The farcical story follows the blossoming romance between Broadway star Jerry Travers and the gorgeous Dale Tramont and the chaos of mistaken identity that sees the story hop from the US, London and Italy.
This was a show were the movement was central to it and this certainly didn’t disappoint. The ensemble worked tirelessly throughout, performing with impeccable timing and enviable energy. A full throttle opening tap number contrasted with slower, more intimate numbers ensured this long production kept a good pace.
Lead performers Alan Burkitt (Jerry) and Charlotte Gooch (Dale) were excellent throughout showing off an impressive array of dance moves, strong vocals and perfect comic timing. John Conroy got plenty of laughs as long-suffering servant Bates while Madge played by Rebecca Thornhill brought some much needed grit and strength to the characters.
The production values were typically lavish and sumptuous as you’d expect for a theatrical remake of a Hollywood classic but the lack of tangible plot made this production feel overwhelmingly flat. By the end of Act 1 the audience were not really sure what was worth coming back for as there was no drama or cliff-hanger to care about. Characters such as Alberto were neither comedic nor nasty enough to be an audience favourite or villain and because of this his “marriage” to Dale was a bolt of the blue and completely unbelievable.

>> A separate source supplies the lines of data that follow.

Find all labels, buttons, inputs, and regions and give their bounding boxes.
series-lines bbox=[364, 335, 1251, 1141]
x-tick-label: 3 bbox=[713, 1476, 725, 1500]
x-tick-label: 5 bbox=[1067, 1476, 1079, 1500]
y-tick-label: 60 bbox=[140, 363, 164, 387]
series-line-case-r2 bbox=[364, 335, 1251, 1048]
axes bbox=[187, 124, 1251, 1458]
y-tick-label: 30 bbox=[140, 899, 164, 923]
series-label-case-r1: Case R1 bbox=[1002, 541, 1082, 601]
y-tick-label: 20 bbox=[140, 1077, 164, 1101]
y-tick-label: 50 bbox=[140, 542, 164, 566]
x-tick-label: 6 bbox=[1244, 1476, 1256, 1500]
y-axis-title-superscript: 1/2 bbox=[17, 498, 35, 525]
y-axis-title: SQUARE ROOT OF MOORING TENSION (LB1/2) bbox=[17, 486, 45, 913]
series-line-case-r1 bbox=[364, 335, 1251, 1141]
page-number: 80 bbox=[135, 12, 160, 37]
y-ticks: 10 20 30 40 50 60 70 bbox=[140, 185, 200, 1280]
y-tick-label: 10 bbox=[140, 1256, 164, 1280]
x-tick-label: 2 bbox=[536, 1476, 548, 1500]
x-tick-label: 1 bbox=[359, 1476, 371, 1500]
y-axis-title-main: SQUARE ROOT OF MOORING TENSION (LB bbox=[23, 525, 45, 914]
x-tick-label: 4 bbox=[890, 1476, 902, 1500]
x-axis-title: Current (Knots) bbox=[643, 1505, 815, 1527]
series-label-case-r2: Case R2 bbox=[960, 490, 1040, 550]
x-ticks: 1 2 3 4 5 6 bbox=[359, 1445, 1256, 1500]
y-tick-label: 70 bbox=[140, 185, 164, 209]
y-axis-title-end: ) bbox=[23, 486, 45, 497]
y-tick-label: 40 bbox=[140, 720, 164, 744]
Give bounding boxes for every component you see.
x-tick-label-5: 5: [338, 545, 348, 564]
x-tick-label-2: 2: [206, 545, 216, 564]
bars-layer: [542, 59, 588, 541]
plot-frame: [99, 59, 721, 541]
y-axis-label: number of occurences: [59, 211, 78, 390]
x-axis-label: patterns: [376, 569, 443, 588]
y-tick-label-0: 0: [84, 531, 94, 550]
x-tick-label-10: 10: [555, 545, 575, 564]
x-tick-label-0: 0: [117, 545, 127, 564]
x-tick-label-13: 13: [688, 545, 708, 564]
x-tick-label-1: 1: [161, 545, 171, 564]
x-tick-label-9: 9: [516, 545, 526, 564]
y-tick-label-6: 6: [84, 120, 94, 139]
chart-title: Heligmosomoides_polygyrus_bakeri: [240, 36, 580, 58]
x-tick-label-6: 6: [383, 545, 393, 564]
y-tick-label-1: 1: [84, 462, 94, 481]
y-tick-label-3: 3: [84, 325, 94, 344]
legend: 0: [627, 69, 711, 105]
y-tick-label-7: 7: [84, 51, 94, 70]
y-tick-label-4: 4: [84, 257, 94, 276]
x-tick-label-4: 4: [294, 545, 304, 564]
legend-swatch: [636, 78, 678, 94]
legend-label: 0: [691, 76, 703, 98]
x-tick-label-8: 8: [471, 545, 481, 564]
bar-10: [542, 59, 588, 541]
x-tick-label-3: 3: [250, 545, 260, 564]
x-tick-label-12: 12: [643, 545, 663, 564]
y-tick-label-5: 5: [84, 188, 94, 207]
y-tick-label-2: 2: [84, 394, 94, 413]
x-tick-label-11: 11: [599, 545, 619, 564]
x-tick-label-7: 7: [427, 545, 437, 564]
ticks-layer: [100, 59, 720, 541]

While performed by a talented dancer and singer, the character of Jerry Travers was more irritating than likeable. This meant you couldn’t root for the lead and had no real relationship or plot to invest in. Simply, you didn’t care if Jerry and Dale got together or not.
Numbers such as “Cheek to Cheek” and “Let’s Face The Music and Dance” aside were forgettable and similar in sound, again leaving the overall production flat and insipid. It was a shame to waste the talent of this large cast on a dated and boring show which never really gets going and certainly never dazzles.